Shares in fund supermarket Hargreaves Lansdown surged after Chancellor George Osborne announced plans to merge the cash and stocks and shares ISAs into one new product and raise the annual limit for saving to £15,000.
The shares topped the blue chip risers’ board with a gain of 6 per cent or 81.5p to 1,395.5p.
Alastair McCaig, market analyst at IG, said: “The Budget had a distinct tilt towards the grey voter, as the often forgotten savers were finally handed a raft of benefits to tackle their dwindling savings returns. Unsurprisingly, companies like Hargreaves Lansdown, who specialise in these sectors, saw shares spike.”
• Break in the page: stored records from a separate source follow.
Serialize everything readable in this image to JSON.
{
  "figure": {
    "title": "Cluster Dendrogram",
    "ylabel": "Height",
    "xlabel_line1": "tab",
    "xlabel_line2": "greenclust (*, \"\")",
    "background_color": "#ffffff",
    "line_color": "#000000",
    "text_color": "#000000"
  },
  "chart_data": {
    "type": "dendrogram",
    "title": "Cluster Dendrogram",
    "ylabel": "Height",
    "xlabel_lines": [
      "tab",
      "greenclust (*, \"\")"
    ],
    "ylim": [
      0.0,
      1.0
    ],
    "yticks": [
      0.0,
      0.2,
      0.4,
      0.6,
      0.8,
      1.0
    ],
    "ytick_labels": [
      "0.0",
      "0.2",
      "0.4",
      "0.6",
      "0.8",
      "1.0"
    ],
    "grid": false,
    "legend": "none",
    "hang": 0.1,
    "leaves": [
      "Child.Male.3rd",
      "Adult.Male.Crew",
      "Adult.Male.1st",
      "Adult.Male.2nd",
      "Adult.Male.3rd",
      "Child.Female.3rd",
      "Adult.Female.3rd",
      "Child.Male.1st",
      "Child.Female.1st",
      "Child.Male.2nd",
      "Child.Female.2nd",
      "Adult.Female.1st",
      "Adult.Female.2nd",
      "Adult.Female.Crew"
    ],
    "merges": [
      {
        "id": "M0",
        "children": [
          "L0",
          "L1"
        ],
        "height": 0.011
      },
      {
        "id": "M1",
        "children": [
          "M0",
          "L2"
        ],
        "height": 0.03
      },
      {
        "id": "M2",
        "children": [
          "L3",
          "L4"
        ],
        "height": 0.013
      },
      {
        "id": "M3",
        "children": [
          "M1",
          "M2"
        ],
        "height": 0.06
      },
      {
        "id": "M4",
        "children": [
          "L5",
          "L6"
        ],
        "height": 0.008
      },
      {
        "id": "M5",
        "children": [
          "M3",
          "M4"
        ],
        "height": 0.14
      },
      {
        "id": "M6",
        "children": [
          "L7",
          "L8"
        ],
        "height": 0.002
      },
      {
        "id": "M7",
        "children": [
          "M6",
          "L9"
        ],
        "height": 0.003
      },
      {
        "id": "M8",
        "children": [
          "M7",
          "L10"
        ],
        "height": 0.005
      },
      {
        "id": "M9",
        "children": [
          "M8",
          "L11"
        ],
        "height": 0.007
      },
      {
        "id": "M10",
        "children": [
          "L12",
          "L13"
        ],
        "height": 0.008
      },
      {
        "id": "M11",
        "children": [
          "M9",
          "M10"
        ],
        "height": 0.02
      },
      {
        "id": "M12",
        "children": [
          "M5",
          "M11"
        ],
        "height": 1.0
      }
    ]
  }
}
The wider FTSE 100 Index was down 32.15 points or 0.5 per cent at 6,573.13 as bookmakers and pensions firms were seen as losing out from the latest fiscal statement.
William Hill and Ladbrokes dived by 6 per cent and 13 per cent respectively – to 354.4p and 138.75p – after the Chancellor increased the duty on fixed-odds betting terminals to 25 per cent.
However, Mecca bingo hall owner Rank rose 6.6p to 150.8p, a rise of 5 per cent, after bingo duty was halved to 10 per cent.
Rank, which currently operates 97 clubs, said that as a result of the duty change it would invest in the development of three new clubs and that the future of a number of existing clubs would be secured.
In a quiet session for corporate news, engineering conglomerate Smiths fell sharply after posting a 4 per cent drop in first half underlying pre-tax profits to £215 million as strength in commercial markets was offset by ongoing challenges in the healthcare and defence markets. Shares were down 3 per cent or 46p to 1,305p.
Meanwhile, upgrades from broker UBS helped engine giant Rolls-Royce. Its shares jumped 12p to 1,072p after being switched from “sell” to “buy”.